Magic Leap, the augmented reality startup that has raised $1.4 billion in funding but has yet to release a product, has made an acquisition to expand its work in computer vision and deep learning, and to build out its operations into Europe.
The company has acquired the 3D division of Dacuda, a computer vision startup based out of Zurich. One of Dacuda’s focuses had been developing algorithms for consumer-grade cameras (and not just cameras, but any device with a camera function) to capture 2D and 3D imaging in real time, “making 3D content as easy as taking a video.”
Dacuda has confirmed the acquisition with a short announcement on its site. It notes that the whole 3D team has moved to Magic Leap and that Dacuda’s founder, Alexander Ilic, is now leading Magic Leap Switzerland.
“Dacuda successfully sold its 3D division to mixed reality leader Magic Leap. The complete Dacuda 3D team joins Magic Leap to form its first European presence. The office in Zurich allows Magic Leap to further extend its leadership role in computer vision and deep learning technologies. Magic Leap Switzerland is led by Dacuda founder Alexander Ilic.
Under the lead of Peter Weigand and Michael Born, Dacuda refocuses its activities on its successful productivity solutions with leading customers such as Sunrise, Crealogix, Unisys, and SITA.”
As you can see, no detail about what the two might be working on. The acquisition was first rumored last week — after Dacuda posted a note on its blog about selling its 3D division, and then some Dacuda employees updated their LinkedIn profiles as Magic Leap employees (one example here). Tom’s Hardware then speculated it could signal Magic Leap using technology developed by Dacuda to enable room-scale, six degrees of freedom tracking (essentially to improve its image capturing sensors in 3D environments).
What’s also notable is that it could point to how Magic Leap may be looking at tech that it would use in other companies’ hardware, since working with OEMs was part of the original premise of the scanning technology that Dacuda was building. In fact, when the University of Zurich confirmed the acquisition, it noted one demo of this tech in action using an iPhone and Daydream to simulate an HTC Vive headset.
This is Magic Leap’s first leap into Europe, but even more significantly, it is being made by way of a country that has a strong reputation for computer vision research and development.
There are numerous startups and academics in Zurich and other Swiss centers working on AR and VR technology, specifically the areas of computer vision and deep learning, and so a presence there will let Magic Leap plug into that scene more directly.

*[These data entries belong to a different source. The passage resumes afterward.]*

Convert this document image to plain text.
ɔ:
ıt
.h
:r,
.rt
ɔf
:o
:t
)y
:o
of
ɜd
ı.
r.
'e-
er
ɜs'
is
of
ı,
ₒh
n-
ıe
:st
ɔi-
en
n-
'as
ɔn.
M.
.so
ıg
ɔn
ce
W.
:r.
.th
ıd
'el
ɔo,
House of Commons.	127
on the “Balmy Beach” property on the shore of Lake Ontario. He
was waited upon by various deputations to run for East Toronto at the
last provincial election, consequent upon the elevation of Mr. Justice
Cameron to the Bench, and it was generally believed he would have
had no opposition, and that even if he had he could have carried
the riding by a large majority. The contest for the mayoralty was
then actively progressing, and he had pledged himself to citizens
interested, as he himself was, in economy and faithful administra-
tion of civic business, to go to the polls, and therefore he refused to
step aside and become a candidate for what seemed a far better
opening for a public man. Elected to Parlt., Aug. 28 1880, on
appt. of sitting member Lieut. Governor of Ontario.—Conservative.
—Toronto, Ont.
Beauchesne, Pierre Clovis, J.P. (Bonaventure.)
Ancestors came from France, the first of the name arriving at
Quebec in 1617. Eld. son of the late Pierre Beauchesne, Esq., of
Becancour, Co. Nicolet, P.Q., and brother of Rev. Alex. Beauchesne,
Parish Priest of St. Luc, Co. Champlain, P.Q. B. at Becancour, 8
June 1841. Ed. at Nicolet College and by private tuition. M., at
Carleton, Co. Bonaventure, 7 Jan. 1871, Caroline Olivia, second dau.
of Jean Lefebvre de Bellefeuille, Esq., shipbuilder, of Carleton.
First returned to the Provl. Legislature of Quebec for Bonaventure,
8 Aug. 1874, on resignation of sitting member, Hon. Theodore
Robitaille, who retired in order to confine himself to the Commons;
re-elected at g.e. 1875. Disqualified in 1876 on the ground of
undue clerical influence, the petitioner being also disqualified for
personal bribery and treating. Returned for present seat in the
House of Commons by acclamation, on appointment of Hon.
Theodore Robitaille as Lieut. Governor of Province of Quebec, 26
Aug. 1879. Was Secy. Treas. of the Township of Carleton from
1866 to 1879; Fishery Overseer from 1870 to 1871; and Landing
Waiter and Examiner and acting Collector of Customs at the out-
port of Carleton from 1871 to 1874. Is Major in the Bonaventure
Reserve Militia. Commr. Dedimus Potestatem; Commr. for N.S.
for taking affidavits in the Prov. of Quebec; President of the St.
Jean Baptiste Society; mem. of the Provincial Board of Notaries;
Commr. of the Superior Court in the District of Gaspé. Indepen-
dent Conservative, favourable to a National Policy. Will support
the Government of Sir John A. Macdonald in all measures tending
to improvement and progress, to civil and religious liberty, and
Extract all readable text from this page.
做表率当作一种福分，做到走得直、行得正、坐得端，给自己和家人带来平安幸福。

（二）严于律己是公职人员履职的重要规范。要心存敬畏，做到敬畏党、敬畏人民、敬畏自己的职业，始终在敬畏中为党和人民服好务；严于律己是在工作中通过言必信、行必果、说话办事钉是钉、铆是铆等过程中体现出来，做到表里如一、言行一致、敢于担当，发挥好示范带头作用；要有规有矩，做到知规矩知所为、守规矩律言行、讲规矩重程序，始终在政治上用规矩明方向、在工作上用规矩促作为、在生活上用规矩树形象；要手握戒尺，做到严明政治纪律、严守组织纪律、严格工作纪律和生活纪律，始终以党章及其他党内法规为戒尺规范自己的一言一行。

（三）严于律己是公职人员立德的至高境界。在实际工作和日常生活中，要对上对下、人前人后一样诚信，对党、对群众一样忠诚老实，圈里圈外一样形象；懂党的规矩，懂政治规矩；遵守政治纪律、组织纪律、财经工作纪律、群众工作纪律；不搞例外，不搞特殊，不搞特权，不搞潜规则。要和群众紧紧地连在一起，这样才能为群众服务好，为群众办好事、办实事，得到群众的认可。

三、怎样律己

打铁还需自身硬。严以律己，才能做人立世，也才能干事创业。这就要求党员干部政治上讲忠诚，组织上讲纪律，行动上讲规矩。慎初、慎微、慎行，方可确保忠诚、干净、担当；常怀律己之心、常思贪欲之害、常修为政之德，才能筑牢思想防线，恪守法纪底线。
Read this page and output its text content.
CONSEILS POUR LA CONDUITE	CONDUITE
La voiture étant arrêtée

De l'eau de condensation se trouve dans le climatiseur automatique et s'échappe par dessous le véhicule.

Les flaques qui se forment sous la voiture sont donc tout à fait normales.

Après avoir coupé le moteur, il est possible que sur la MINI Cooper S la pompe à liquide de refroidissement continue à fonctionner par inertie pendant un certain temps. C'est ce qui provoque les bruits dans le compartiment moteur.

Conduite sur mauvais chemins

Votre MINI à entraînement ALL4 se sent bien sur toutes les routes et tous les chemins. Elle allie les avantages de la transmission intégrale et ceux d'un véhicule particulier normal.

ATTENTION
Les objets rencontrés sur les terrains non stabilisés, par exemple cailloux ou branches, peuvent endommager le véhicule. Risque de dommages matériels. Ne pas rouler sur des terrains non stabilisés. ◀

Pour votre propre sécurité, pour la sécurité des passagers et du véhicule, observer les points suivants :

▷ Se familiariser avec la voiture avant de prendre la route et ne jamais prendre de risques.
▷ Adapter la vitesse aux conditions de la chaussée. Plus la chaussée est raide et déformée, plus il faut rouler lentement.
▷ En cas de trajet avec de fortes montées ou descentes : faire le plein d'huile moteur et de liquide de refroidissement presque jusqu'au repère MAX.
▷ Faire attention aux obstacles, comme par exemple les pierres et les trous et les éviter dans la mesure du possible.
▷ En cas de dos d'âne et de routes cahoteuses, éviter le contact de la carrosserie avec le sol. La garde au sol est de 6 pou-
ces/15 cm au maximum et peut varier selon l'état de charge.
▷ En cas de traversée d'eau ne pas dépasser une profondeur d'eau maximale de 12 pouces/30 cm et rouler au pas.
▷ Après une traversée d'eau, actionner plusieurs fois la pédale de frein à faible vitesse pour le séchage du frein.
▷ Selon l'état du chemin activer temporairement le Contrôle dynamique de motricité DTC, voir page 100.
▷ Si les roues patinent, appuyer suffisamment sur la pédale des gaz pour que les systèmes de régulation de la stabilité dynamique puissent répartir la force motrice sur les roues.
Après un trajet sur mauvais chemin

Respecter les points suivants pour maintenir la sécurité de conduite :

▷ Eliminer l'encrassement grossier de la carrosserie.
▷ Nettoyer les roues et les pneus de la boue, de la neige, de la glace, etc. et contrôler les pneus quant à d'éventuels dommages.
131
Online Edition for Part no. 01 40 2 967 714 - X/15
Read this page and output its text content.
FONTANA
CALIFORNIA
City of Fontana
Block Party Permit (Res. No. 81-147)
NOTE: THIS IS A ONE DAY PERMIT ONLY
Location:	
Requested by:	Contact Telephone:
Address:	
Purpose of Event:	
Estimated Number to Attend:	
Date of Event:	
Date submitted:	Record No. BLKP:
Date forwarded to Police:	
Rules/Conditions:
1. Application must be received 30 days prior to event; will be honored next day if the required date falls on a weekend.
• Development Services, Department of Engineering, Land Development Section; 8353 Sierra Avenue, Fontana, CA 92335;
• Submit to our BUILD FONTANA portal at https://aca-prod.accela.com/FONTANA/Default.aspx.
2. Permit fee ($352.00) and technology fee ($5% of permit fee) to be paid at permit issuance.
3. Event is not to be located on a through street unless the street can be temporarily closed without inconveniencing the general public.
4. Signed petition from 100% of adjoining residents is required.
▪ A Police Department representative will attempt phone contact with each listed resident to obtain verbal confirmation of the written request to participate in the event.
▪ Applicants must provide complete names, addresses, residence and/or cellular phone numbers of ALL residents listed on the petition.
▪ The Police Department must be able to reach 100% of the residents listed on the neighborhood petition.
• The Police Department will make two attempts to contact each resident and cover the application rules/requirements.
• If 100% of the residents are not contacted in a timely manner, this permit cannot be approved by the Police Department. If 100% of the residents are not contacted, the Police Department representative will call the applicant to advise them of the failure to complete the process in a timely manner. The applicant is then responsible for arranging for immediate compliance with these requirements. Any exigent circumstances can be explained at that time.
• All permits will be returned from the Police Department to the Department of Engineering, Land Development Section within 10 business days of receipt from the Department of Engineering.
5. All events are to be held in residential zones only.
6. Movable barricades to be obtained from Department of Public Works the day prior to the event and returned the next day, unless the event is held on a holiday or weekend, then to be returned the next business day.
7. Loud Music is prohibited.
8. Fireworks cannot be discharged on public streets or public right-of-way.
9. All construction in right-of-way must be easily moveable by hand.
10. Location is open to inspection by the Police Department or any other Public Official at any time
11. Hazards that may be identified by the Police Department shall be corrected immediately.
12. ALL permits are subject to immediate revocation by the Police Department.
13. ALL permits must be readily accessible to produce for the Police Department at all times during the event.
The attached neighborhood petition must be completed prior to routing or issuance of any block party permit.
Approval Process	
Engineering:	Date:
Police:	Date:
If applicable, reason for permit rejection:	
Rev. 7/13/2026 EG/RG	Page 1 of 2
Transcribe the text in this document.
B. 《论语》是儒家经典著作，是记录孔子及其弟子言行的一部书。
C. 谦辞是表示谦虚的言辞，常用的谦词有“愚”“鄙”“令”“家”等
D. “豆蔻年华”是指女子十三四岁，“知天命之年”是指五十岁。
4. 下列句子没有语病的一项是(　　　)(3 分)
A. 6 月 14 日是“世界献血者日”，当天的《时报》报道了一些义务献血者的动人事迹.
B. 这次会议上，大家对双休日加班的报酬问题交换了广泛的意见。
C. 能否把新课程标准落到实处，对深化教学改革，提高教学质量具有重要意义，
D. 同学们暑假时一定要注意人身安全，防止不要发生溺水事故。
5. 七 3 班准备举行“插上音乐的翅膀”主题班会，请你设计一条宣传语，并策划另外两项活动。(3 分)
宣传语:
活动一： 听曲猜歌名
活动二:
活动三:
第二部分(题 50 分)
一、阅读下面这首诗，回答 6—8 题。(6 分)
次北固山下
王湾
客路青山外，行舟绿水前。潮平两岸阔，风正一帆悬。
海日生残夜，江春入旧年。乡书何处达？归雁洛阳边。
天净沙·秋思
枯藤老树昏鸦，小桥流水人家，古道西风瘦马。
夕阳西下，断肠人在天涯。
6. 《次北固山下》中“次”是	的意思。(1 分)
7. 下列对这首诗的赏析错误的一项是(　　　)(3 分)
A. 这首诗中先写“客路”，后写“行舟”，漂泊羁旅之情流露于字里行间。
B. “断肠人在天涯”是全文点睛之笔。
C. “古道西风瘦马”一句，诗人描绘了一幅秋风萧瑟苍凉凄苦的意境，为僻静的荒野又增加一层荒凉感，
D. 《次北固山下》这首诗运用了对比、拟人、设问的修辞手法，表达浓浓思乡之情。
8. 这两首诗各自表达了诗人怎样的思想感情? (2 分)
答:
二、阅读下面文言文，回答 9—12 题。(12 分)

The ecosystem there is attracting other big-name M&A. Faceshift, a motion capture startup acquired by Apple in 2015, was also founded in Zurich. Facebook’s Oculus VR in August 2016 also quietly acquired a startup called Zurich Eye, incubated at the University of Zurich and ETH, the federal institute of technology. Zurich Eye became the basis of Oculus and Facebook’s office in the city. Zurich Eye, ironically, was co-founded by a three former software engineers from Dacuda (they all now work for Oculus VR).
Adding more talent, and building out more connections into the computer vision ecosystem, could be coming at the right time for Magic Leap.
As you might already know, the company has hit some stumbles in recent times with unflattering leaks of its products, executive departures, reports that the tech and hardware may not be up to scratch and the lingering question of whether anything can ever meet the hyped-up expectations that a $4.5 billion valuation confers on a startup, at least in the short term.
Financial terms of the deal are not being disclosed. Dacuda has been around since 2009 and, according to Crunchbase, had raised an undisclosed round, plus $542,000 in crowdfunding on Kickstarter for one of its productivity solutions, the PocketScan handheld scanner, back in 2014 (we covered it here).
What is also not clear is how this acquisition will impact existing business development deals that Dacuda’s 3D division already had in place.
For example, in October the company had linked up with MindMaze, another virtual/augmented reality startup out of Switzerland, to build a platform they were calling “MMI, the world’s first multisensory computing platform for mobile-based, immersive and social virtual reality applications,” MindMaze noted.
MindMaze said it planned to “deploy the technology for users globally to address a void left by Google’s DayDream View for positional tracking and multiplayer interactions.” We have contacted Magic Leap for comment and will update this post if and when we learn more.
This is Magic Leap’s second disclosed acquisition. The first, in 2016, was of Israel-based cybersecurity startup Northbit.